Council incompetence is to blame for the loss of a waterfront road to coastal erosion, residents of the Southland town of Colac Bay say.
Southland district councillors agreed this morning to delay permanently closing Colac Bay Foreshore Road for at least a month until they have had time for a site visit.
Residents have been calling on the council to go further, and commit to restoring and reopening the road for good.
The council has done emergency protection works but had to close the road in 2014 when the end of the rock works slumped and the middle of the road was claimed by the sea.
The road is now barricaded with concrete bollards.
"Council tried to put in a single lane, but unfortunately it did nothing about the tail end of the rock wall protection," resident Jeremy Carroll told RNZ today.
"This is where the wave energy has come in and eaten away at the tar seal" he said.
Other long stretches of the road were intact but covered with pebbles, covered by the encroaching beach.
The road's failure was caused by the council doing bad emergency rock works five years ago, but the road was not as bad as it looked and should be salvageable, Mr Carroll said.
Local farmer Alan McKay, who donated most of the rocks for the works from his farm, called it a debacle that was killing the town.
A local contractor was prepared to fix up the road when the problem was only 30m long, but now the whole lot was in trouble, Mr McKay said.
"I'm pretty pissed off about it because it's ruined a nice primo spot really," he said.
The road's closure has been terrible for the town, local Carole Elder said.
"This is the heart of Colac Bay," she said.
"It's a spiritual place, the start of the bay is right here.
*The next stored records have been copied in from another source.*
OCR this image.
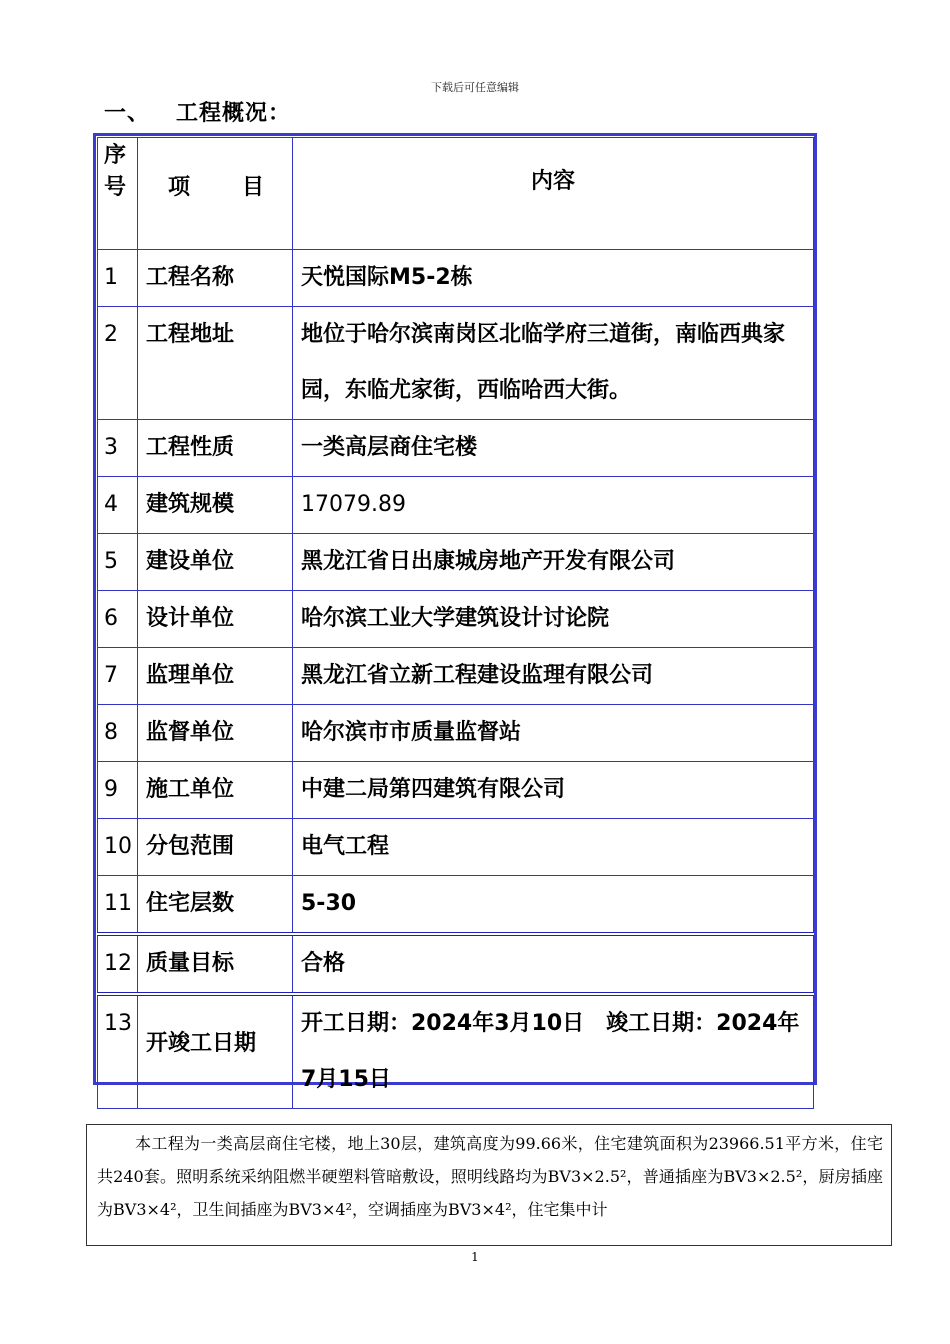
下载后可任意编辑
一、 工程概况：
序
号	项 目	内容
1	工程名称	天悦国际M5-2栋
2	工程地址	地位于哈尔滨南岗区北临学府三道街，南临西典家园，东临尤家街，西临哈西大街。
3	工程性质	一类高层商住宅楼
4	建筑规模	17079.89
5	建设单位	黑龙江省日出康城房地产开发有限公司
6	设计单位	哈尔滨工业大学建筑设计讨论院
7	监理单位	黑龙江省立新工程建设监理有限公司
8	监督单位	哈尔滨市市质量监督站
9	施工单位	中建二局第四建筑有限公司
10	分包范围	电气工程
11	住宅层数	5-30
12	质量目标	合格
13	开竣工日期	开工日期：2024年3月10日　竣工日期：2024年7月15日
本工程为一类高层商住宅楼，地上30层，建筑高度为99.66米，住宅建筑面积为23966.51平方米，住宅共240套。照明系统采纳阻燃半硬塑料管暗敷设，照明线路均为BV3×2.5²，普通插座为BV3×2.5²，厨房插座为BV3×4²，卫生间插座为BV3×4²，空调插座为BV3×4²，住宅集中计
1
This is our road ... this our entry to our home town."
The entrance being blocked by concrete bollards was disheartening, she said.
These residents went this morning to the Southland council meeting and called for the councillors to reconsider the road's future.
The councillors agreed to hold off until they visit the site again and take more advice.
Southland mayor Gary Tong said he accepted not all the council's past efforts have worked, and it would be a hard decision.
Climate change would likely claim the road eventually, and the council did not easily have the estimated $800,000 to restore the road, Mr Tong said.
"I think you felt it there in the room that no-one wanted to resolve it right there, but we do need to make a decision at some stage," he said.
Colac Bay has about five weeks to convince councillors their road deserves another shot.